Author: embracing PM
Daffodils are brilliantly coloured, they contrast with the thought that surounds them though. So how does missing someone do the things it does to you? 'Grief' series. Short but sweet. Oneshot.Rated: Fiction K - English - Angst - Words: 742 - Reviews: 6 - Favs: 1 - Follows: 1 - Published: 09-28-06 - Status: Complete - id: 3173627
|A+ A- Full 3/4 1/2 Expand Tighten|
A/N: Another of my weekly updates. This one means a lot to me, like the other ones. It's not really attached to the Grief series, but it's about grief all the same. Hope you love it, and tell me what you think. Oh, and say who's perspective you think it's in.
The daffodils in the field sway, making it a sea of yellow and glimpses of green. A wave hits the curved cliff edge not far from here.
But that isn't the reason I have come. Not to see the golden daffodils dance a spritely song that the winds whisper, but to see where she lies. My eyes fall on the sandstone-bleached grave. Her name swings easily on the white, engraving itself onto my heart. A loyal and trusting friend, a beautiful, intelligent young woman, and a star in many ways.
My breathing becomes rasped and my eyes sting as fiery tears prickle painfully at them. My mouth turns down and I feel it pale.
I hear footsteps crackle on the ground as someone comes to join me. I turn slightly to see Oliver standing at my back.
'How are you going?'
I turn back to the gravestone of the girl who had been like a sister to me, and feel the tears fall down my face.
'A year,' I whisper. My heart thuds.
I don't understand how Oliver does it. He loved her. More than anything in the world, and yet, he still has time to help those others that are grieving.
I turn back to him and see pain torturing his tired bloodshot eyes and for the first time realise how much this has affected him. He's lost weight, and paled. He looks as though he hasn't slept in weeks, but still manages to make it along.
The light darkens quickly and suddenly, and I look towards the skies. Full, grim clouds hover over the field, and I watch as a single red autumn leaf travel across the stormy skies. It is sucked behind the field and I lose sight of it.

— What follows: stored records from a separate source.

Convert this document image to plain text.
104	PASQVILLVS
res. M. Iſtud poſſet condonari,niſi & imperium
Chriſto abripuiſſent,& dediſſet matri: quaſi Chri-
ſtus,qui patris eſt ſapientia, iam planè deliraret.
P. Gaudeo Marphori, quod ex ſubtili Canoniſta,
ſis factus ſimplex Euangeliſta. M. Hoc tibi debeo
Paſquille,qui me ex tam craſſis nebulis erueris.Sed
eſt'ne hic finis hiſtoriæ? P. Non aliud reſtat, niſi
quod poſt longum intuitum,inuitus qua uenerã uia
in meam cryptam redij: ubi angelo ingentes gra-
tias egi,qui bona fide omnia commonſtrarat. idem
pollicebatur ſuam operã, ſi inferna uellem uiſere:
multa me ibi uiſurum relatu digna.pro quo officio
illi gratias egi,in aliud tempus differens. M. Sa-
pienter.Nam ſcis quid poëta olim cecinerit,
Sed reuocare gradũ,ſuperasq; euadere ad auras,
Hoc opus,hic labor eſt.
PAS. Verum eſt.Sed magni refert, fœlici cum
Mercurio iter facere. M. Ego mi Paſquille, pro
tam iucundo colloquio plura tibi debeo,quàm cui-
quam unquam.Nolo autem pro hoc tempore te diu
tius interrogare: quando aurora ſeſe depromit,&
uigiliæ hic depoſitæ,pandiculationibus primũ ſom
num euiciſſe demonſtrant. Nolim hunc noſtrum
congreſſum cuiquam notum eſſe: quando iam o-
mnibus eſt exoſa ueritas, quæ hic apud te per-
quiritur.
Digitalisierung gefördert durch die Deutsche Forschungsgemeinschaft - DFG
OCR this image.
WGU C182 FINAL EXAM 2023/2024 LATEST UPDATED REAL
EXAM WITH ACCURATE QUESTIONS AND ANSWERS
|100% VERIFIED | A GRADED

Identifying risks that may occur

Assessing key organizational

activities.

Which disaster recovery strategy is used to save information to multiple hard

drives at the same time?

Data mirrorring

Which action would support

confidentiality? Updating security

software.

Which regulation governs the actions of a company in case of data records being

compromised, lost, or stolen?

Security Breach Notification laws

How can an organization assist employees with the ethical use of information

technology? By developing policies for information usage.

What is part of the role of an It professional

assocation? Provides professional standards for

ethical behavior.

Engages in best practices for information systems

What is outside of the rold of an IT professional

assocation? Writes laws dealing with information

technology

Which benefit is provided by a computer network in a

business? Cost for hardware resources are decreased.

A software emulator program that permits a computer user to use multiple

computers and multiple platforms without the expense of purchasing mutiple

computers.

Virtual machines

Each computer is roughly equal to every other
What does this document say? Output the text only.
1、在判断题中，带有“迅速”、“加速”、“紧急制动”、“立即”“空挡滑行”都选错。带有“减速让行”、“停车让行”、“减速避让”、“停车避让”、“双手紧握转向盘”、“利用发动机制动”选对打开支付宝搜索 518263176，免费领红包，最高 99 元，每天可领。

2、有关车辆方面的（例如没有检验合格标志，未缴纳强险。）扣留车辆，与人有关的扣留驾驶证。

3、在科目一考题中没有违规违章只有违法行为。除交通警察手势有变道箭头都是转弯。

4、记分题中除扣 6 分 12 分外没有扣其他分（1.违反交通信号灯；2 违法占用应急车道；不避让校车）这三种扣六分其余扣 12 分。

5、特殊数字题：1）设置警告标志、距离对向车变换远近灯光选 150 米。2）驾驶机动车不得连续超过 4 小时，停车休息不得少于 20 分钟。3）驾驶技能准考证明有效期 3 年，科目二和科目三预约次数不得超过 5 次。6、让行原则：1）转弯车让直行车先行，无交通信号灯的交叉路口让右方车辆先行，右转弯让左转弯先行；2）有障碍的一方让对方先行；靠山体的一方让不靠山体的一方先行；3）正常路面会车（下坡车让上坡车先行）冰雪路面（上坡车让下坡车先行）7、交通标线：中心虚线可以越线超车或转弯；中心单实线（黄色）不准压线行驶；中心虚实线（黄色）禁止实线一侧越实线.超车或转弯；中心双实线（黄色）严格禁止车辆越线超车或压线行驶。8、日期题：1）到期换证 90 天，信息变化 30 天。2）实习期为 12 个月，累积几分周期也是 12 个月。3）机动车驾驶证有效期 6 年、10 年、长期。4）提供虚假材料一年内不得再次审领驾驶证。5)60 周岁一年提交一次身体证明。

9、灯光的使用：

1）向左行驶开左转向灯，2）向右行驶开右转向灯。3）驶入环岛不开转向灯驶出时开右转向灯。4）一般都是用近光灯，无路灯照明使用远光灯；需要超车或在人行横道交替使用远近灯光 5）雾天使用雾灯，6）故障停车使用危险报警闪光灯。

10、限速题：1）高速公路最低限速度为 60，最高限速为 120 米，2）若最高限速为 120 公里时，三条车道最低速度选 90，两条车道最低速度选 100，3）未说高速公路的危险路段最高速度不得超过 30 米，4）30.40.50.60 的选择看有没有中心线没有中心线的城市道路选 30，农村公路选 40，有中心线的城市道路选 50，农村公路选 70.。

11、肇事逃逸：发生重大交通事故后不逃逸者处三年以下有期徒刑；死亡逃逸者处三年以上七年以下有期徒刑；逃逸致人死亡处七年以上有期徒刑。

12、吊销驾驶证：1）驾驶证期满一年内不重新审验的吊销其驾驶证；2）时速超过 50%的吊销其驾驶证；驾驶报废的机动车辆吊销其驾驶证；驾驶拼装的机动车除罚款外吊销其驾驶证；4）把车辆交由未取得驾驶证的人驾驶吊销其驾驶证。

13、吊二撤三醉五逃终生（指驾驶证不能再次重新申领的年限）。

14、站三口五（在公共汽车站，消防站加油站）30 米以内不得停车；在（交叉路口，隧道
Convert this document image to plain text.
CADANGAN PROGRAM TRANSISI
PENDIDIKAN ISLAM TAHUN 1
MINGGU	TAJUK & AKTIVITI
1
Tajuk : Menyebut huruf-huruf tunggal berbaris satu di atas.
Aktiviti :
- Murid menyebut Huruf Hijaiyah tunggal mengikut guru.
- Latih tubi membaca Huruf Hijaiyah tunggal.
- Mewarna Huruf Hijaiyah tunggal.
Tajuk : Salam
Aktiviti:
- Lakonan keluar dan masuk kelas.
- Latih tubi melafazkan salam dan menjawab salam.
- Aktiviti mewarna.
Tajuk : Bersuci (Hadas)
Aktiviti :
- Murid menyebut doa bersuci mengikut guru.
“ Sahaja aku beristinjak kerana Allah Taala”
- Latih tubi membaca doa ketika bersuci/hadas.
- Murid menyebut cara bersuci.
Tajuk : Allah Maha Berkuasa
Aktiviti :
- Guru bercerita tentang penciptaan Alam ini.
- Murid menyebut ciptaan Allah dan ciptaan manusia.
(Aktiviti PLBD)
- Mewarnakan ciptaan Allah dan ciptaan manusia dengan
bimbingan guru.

'Come on, it's time to go,' I hear Oliver whisper as a single raindrop lands on my arm. So I turn away from it all, the brightness of the field that contrasts so vividly with the feelings it creates. But I give one final glance at the grave and see her name before my eyes.
Miss. There are three meanings in the dictionary that are anything close to what I need to describe: to escape or avoid somebody or something, especially being hurt or being involved in a dangerous or unpleasant situation; to feel sorry that somebody or something is absent; to realize that somebody or something is not there, at a time when or in a place where somebody would expect him, her, or it to be present.
But none of them describe the intense feeling of sadness I get when I miss her. None of them describe how I miss everything because I miss her so much.
I miss the sun. I miss the light. I miss the moon. I miss the night. I miss words, and poetry, and texts, and art, and paint, and brushes, and smells, and sights, and worlds.
But maybe what I miss most, are the hugs. Not the hugs that mean nothing, but the hugs that always meant something.
The hugs that had arms snug around you, letting you know everything would be okay. The hugs that made your heart burst with pride, your congratulations to that person. The hugs that comforted you coupled with soothing words. The hugs that greet you when you met. The hugs that waved goodbye when you left.
But the hugs I miss most, are those that are light and delicate, ones that you wouldn't replace for the world because they remind you of her.
I saw the world with a different view when I was with her, maybe that's what is so hard to get over. That everything is different now. The sun is different. The light is different. The moon is different. The night is different. Words are different, and poetry, and texts, and art, and paint, and brushes, and smells, and sights and worlds.
So maybe, because she's gone I can see those things differently. Because maybe she was the one that made them different.